Why? You’ll feel these in the rectus abdominis (the six-pack muscles), and the overhead movement adds some shoulder activation.

How to do it: Sit on the ground with soles of the feet pressed together and the ball at chest height. (If this position is uncomfortable, simply bend your knees and keep the soles of the feet on the ground.) Lean back in a controlled manner and bring the ball overhead with slightly bent elbows. Touch the ball to the floor behind your head. Bring the ball forward and engage the abs to sit up. Your shoulders should be directly over the hips. Repeat to complete the remaining reps.

8 Overhead Throws

Why? This movement engages the entire body, from the calves to the shoulders, but specifically develops explosive hip power. Stand a few feet away from a high, sturdy wall.

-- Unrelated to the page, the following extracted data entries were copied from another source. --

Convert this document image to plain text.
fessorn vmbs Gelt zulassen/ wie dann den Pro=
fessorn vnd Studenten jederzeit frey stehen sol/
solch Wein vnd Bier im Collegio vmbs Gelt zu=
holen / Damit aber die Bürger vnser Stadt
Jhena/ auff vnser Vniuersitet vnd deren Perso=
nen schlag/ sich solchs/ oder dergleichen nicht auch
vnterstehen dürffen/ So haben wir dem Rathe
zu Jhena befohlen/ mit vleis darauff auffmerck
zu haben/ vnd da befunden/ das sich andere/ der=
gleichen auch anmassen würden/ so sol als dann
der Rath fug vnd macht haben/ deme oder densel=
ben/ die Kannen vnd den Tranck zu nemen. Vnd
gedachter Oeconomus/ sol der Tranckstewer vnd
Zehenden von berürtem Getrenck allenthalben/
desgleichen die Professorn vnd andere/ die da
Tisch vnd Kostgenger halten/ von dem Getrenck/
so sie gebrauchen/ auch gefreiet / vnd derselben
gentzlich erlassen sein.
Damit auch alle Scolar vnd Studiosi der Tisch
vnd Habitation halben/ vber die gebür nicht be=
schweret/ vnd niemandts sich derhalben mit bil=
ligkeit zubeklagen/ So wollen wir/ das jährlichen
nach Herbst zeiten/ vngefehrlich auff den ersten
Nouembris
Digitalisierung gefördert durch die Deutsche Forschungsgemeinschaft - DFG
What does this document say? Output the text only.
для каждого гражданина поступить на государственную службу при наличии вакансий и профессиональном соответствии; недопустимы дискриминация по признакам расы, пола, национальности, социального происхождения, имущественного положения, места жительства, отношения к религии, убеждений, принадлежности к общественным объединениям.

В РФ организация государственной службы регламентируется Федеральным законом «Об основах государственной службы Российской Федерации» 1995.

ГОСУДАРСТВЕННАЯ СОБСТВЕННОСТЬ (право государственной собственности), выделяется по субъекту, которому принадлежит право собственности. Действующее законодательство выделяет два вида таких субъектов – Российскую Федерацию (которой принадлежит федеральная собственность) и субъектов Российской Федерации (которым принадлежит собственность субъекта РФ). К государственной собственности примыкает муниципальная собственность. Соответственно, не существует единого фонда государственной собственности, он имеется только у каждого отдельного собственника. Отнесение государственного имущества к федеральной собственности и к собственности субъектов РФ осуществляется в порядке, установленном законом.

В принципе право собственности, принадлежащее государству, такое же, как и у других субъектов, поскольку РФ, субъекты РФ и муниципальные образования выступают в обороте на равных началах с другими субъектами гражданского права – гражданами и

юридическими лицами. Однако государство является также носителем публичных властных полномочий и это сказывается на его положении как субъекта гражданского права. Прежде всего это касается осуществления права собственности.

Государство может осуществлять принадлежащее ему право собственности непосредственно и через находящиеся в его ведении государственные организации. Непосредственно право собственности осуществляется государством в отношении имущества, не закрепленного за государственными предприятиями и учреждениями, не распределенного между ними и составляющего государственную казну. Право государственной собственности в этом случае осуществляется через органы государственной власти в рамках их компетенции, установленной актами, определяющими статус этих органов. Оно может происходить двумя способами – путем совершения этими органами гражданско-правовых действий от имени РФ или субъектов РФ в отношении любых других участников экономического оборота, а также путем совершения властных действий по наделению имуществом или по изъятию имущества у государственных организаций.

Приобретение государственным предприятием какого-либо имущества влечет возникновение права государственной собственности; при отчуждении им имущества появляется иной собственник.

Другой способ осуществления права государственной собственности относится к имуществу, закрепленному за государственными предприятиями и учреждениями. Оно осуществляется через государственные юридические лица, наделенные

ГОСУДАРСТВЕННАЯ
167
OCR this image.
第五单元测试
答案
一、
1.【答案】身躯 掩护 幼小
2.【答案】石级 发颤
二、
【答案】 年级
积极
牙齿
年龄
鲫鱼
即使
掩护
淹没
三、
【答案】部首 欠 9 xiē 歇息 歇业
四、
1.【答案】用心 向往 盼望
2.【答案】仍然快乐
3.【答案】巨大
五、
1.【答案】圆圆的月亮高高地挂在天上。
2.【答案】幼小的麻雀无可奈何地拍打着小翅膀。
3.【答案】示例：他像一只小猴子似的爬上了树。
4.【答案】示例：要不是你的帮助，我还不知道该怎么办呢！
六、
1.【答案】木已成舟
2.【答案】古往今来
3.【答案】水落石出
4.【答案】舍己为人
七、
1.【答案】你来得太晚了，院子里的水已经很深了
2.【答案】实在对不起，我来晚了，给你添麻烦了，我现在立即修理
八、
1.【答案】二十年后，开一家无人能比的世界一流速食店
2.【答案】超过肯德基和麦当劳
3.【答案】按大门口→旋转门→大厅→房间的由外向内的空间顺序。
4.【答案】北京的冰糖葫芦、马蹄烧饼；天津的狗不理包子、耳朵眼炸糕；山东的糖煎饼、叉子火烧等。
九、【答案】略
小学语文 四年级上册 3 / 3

How to do it: With your back facing the wall, hold the ball with both hands, dip into a quarter squat, and throw the ball overhead and back toward the wall. “Focus on triple extension (of the hips, knees, and ankles),” says McCall. “Rolling up on the toes, extend the knees and hips while exploding the ball overhead — like a reverse jam basketball dunk.” Turn around to retrieve the ball (or have a partner toss it back to you) and repeat.

400-meter Weighted Run

Once you’ve completed three rounds of the above, cash out with a second 400-meter weighted run.

Complete this workout once and you’ll understand just how potent an exercise partner a slam ball can be.